Evolution de l'activité cérébrale d'un rat durant un épisode de locomotion

Les chercheurs ont enregistré simultanément le comportement de l’animal, l’activité électrique de l’hippocampe – une région connue pour être le siège de la mémoire spatiale chez le rongeur, notamment pour les cellules de lieu, véritable GPS du cerveau – et l’activité vasculaire du cerveau grâce aux ultrasons fonctionnels pendant des épisodes de locomotion.
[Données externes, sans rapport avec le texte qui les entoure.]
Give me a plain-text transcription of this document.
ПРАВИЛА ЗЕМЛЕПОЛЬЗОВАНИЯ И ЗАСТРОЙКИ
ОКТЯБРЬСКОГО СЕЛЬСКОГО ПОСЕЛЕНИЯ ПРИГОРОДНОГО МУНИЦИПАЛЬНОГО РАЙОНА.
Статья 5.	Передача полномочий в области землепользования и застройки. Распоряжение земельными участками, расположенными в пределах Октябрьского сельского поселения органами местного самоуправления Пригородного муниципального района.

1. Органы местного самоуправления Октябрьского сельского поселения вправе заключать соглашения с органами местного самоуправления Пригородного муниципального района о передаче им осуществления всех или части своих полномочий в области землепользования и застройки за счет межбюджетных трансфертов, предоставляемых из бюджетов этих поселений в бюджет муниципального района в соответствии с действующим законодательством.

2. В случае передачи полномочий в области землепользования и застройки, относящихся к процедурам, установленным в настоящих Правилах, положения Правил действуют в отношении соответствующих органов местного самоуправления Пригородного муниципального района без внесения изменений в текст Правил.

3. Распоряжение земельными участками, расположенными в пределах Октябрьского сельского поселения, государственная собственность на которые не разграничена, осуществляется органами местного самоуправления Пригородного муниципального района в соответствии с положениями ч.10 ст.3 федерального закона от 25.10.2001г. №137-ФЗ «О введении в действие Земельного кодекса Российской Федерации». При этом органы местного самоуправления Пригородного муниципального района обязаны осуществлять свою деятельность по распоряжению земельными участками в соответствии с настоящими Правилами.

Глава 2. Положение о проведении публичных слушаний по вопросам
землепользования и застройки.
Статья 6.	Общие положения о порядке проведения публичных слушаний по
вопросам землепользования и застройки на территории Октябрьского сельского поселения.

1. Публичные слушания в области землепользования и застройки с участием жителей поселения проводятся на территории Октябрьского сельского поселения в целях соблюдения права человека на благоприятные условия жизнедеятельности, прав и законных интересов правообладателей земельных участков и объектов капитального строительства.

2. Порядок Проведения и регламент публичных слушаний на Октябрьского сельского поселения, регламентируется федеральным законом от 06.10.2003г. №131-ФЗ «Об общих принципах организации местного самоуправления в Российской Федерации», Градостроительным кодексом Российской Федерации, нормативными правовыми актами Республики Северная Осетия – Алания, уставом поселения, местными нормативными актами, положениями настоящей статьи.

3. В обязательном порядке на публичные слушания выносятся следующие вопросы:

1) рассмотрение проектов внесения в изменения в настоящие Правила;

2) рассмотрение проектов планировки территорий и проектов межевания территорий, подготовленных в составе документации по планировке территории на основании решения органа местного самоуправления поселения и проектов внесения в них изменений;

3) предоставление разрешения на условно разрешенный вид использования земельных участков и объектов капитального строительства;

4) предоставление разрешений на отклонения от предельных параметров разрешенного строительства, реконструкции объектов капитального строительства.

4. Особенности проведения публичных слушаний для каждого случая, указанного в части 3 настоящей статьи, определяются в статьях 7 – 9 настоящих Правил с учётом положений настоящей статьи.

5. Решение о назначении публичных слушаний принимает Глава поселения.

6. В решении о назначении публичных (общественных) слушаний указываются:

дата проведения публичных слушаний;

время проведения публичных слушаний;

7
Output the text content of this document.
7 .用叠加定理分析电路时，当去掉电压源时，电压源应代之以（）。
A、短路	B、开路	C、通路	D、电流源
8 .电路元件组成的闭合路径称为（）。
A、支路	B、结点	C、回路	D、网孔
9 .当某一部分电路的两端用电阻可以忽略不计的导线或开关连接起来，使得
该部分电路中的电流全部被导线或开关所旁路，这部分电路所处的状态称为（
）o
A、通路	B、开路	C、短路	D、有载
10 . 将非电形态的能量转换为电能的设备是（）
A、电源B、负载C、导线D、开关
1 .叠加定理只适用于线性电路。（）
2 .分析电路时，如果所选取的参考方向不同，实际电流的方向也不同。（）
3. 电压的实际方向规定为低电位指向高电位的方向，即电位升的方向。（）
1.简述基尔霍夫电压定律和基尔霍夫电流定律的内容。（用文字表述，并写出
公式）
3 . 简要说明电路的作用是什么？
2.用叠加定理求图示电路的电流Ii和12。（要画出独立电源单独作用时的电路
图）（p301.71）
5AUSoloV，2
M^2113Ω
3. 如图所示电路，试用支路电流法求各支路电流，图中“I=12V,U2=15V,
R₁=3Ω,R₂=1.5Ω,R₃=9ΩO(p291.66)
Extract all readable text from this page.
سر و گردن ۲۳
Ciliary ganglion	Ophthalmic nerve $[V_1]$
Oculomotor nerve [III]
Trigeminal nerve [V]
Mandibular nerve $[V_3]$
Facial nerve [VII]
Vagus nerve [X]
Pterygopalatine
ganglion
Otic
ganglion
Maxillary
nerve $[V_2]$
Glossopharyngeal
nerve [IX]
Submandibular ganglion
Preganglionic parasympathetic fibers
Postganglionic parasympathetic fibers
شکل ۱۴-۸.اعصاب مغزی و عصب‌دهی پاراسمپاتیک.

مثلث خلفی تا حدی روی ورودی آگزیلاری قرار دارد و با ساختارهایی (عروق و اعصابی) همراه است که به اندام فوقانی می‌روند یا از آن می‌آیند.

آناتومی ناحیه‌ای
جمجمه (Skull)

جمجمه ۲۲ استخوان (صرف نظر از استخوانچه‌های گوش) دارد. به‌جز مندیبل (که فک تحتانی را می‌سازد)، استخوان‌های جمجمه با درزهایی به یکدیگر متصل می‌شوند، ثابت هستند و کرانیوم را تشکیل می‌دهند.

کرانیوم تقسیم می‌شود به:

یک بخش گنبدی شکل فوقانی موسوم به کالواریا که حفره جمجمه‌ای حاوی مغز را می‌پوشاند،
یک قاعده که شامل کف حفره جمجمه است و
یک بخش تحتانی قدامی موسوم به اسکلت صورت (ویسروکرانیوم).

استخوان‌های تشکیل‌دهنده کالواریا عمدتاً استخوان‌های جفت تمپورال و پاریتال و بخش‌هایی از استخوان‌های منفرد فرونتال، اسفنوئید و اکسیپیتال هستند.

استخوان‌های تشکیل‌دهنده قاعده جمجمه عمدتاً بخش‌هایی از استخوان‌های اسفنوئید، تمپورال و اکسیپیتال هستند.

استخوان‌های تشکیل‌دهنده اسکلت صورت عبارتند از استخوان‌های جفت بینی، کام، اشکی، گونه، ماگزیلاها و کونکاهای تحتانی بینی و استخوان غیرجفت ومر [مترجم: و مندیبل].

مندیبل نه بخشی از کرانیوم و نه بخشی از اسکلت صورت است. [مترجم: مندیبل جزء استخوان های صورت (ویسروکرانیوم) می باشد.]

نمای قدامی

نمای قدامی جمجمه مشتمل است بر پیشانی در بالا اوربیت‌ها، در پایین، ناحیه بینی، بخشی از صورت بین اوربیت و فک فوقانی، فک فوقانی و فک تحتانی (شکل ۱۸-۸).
Cette approche permet de révéler l’ensemble des régions activées pendant qu’un animal se déplace et se repère dans son environnement. Ils ont trouvé que la locomotion recrute un vaste réseau incluant l’hippocampe, le thalamus dorsal et le cortex rétrosplenial dans une séquence très précise, alors même que le cortex moteur est littéralement désactivé !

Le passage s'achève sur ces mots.